Arnie Wilson is talking all things culinary this week, as he has recently returned from a Gourmet tour with none other than Heston Blumenthal!
Like most ski writers I am always being asked what I do in the summer (I write about skiing or sometimes make for the Andes) , where my favourite ski area is (Jackson Hole, Wyoming) and where would I recommend for a ski holiday. The latest person to ask me where to ski is my dentist, Sven. He’s a strong skier but his wife Anne is a cautious lower intermediate. We’re not talking heliskiing in Alaska! So when I returned to an old favourite, Courmayeur, in the Val d’Aosta the other day, I took advantage of my visit to try to see the resort through the eyes of a – yes, you’ve guess it – a cautious lower intermediate.
More often than not when I visit Courmayeur it’s been wintry weather in Chamonix and bright sunshine emerging from the Mont Blanc tunnel into Italy’s Val d’Aosta. But this time – when I arrived to report on the inaugural Mountain Gourmet Experience last week– it was a very different story. All the snow seemed to be falling on the “sunny side” of the Mont Blanc Massif. And it kept coming. It was the first major snowfall of the winter there, and who could complain?
But there wasn’t much time for skiing as far as the three Michelin starred chefs involved were concerned. Heston Blumenthal, who dreamt up the idea with his friend Amin Momen, was not cooking for once, but acting as the host. And Marcus Wareing and Sat Bains were kept very busy concocting culinary delights for 40 clients attracted by the prospect of a happy mix of good skiing and good food. Those who hadn’t skied before (including Sat Bains) were even offered free ski lessons. It wasn’t the ideal occasion to learn: mist and fog often dominated the lower slopes, and the snow kept falling most of the time. But for regular skiers with goggles that didn’t steam up, conditions were pretty good (Damon Hill, the former Formula One world champion racing driver made short work of most of the runs as I endeavoured to keep up with him.) Unfortunately bad light, mist and continuing snowfall meant that plans to ski the celebrated Vallée Blanche from the Italian side – complete with a picnic lunch put together by said chefs – had to be abandoned. Can you imagine – ripping down one of the world’s most famous off-piste descents, shimmying round crevasses while slurping snail porridge and hidden orange pudding? The mind boggles!
But apart from guzzling great dinners at the celebrated Maison Vieille (run by the charismatic Giacomo Colosi) and La Chaumière, and enjoying Blumenthal’s eccentric mid-morning “Black Forest Gateau Hot Chocolate” with dry ice vapour, a black cherry and a “posh version of a Mr Kipling slice”, what stood out was the quality of the skiing.
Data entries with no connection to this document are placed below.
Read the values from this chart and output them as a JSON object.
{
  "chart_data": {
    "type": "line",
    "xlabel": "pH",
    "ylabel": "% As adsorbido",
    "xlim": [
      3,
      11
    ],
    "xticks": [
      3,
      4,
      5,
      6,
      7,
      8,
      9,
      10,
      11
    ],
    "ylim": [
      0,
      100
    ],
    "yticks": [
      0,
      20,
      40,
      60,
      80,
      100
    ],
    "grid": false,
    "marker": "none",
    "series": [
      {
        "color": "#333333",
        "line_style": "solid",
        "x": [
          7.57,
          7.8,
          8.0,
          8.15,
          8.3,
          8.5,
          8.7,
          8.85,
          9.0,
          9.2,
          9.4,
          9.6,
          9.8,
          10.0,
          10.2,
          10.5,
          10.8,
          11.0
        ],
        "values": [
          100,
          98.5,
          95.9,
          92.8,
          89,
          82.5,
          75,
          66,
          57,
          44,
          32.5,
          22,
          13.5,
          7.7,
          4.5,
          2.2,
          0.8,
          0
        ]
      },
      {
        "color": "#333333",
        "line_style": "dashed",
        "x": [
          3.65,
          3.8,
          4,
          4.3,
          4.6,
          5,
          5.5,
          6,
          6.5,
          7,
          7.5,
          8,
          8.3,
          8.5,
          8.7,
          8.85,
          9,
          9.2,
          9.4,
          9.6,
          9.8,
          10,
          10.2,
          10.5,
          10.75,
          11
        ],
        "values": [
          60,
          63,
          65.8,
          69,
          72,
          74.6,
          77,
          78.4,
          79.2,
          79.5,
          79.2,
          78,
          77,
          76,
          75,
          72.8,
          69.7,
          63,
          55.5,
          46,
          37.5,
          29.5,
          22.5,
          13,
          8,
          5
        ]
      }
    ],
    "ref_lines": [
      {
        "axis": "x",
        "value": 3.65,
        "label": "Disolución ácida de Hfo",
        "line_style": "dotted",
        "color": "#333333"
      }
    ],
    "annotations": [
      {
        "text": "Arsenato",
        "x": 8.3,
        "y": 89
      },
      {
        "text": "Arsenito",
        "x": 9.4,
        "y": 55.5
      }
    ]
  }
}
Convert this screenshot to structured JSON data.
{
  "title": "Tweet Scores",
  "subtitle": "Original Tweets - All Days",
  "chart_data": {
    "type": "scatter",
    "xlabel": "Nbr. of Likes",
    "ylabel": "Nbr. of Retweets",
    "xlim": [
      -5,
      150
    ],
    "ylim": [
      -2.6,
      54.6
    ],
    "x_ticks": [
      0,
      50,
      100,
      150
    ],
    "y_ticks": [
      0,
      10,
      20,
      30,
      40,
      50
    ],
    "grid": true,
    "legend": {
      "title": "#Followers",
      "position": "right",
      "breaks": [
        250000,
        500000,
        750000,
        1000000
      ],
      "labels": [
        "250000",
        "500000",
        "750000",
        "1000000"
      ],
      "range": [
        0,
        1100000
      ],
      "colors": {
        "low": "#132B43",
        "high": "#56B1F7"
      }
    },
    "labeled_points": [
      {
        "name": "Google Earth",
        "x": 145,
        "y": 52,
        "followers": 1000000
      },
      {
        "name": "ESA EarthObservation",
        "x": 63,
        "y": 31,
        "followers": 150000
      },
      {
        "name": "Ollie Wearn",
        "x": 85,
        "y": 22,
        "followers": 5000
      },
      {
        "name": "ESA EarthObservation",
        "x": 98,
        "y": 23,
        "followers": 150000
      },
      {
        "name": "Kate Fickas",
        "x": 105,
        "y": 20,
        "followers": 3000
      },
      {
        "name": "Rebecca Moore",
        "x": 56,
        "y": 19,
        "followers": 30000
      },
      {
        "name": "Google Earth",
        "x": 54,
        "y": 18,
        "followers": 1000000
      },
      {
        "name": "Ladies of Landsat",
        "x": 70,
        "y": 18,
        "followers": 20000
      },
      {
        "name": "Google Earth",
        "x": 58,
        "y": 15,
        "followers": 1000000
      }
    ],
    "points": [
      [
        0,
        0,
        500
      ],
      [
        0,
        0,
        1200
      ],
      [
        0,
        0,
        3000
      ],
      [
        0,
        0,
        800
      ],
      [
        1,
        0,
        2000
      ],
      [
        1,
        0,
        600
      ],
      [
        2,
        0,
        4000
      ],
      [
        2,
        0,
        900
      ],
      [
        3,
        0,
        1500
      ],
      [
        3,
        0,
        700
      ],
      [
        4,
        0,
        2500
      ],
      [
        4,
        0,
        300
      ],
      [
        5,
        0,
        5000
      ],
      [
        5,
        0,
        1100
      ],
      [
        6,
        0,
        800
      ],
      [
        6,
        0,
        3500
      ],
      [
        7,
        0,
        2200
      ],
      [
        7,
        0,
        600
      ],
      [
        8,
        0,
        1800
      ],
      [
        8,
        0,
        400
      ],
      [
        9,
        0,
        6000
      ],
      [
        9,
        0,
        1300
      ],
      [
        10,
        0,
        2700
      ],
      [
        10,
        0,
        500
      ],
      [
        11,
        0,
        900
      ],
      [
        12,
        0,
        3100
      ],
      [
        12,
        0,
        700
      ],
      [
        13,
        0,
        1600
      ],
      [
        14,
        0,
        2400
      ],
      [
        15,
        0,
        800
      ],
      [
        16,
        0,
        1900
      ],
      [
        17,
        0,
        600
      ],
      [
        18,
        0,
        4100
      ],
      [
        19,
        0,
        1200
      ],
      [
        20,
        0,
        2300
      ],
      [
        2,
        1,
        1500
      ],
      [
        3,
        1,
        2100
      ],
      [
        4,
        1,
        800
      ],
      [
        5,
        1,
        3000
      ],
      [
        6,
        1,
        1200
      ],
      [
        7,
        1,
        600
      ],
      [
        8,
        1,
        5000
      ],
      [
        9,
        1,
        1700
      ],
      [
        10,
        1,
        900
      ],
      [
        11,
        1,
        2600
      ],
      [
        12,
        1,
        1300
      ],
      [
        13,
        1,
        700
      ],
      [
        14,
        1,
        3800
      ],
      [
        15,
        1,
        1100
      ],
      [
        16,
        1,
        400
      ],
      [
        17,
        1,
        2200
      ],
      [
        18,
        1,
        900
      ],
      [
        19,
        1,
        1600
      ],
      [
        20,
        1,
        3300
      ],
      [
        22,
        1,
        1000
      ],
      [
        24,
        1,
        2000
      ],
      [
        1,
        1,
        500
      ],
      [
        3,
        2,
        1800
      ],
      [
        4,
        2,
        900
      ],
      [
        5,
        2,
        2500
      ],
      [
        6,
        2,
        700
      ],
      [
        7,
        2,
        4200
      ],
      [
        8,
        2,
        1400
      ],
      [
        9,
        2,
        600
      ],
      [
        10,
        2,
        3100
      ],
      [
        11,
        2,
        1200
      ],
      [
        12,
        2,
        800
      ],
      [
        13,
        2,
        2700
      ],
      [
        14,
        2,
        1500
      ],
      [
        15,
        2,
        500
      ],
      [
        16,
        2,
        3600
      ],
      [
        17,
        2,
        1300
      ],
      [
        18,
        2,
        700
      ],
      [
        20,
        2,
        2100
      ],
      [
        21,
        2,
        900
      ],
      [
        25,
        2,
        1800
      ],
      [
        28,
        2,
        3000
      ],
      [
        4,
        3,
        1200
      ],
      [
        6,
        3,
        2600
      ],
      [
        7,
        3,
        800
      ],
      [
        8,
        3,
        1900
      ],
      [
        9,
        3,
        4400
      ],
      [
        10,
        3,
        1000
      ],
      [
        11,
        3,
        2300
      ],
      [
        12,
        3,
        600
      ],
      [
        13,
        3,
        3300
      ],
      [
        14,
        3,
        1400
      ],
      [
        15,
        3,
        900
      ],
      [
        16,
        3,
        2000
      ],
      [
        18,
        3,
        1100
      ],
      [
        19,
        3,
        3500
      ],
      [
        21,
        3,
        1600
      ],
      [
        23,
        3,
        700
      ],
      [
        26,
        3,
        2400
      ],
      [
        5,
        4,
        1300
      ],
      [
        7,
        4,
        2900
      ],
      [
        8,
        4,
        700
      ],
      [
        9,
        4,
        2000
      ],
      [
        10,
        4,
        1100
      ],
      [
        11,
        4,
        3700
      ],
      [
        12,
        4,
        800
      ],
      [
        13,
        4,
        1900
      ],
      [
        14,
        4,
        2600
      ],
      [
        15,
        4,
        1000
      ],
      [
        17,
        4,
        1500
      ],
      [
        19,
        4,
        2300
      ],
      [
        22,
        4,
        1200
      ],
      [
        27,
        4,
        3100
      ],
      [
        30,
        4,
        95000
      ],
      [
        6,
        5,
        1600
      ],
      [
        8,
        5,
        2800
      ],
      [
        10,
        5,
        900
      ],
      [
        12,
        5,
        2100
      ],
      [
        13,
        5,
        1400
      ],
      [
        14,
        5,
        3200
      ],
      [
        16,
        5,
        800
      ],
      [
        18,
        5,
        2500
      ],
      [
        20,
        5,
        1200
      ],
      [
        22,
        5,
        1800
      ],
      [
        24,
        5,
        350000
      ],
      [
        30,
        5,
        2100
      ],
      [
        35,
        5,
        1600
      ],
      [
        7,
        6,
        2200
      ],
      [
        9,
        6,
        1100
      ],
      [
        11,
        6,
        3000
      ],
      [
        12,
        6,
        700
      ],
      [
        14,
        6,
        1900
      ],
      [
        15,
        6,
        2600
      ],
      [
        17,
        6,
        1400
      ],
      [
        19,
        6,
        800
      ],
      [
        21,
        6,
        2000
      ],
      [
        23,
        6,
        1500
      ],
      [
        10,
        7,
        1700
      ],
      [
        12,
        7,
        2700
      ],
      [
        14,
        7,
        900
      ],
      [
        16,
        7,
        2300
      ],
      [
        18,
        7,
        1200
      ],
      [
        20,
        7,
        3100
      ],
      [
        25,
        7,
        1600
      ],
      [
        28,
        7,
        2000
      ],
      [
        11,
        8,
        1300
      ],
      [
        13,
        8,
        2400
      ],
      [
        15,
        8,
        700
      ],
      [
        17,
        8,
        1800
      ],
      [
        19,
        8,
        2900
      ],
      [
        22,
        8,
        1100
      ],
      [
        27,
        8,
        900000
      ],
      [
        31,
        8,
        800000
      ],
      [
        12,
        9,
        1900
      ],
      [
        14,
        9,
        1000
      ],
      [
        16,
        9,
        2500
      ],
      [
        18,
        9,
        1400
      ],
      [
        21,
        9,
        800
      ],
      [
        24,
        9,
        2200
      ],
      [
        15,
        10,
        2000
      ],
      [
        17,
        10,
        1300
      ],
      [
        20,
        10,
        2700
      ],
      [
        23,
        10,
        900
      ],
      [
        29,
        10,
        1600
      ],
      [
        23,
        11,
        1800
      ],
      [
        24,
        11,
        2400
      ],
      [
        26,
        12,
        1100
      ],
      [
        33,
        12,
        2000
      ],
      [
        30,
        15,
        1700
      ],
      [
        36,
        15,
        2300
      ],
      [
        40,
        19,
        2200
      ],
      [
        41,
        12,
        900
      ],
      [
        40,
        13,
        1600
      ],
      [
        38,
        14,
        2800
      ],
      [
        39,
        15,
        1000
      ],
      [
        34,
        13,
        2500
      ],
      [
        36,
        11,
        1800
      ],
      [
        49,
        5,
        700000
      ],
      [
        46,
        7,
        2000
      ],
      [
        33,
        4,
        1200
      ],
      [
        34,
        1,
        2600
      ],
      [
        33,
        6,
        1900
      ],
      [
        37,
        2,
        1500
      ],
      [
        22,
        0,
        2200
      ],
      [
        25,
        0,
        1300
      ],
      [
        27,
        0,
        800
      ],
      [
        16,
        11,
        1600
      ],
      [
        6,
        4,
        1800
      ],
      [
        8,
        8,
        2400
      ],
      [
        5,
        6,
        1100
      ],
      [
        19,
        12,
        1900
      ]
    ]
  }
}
With 18 lifts serving 22 miles of groomed runs, Courmayeur may not be the largest resort in the Alps, but it certainly punches above its weight. There’s good off-piste and you can heli-ski there too. There’s plenty to do for non skiers down in the attractive town with its pedestrian precincts, and by all accounts the thermal baths at Pré Saint Didier are superb. I was so impressed with the overall experience that when I got back I called my dentist. “Go” I said. Then again, they could always wait for next year’s Mountain Gourmet Experience when you don’t even have to ski at all!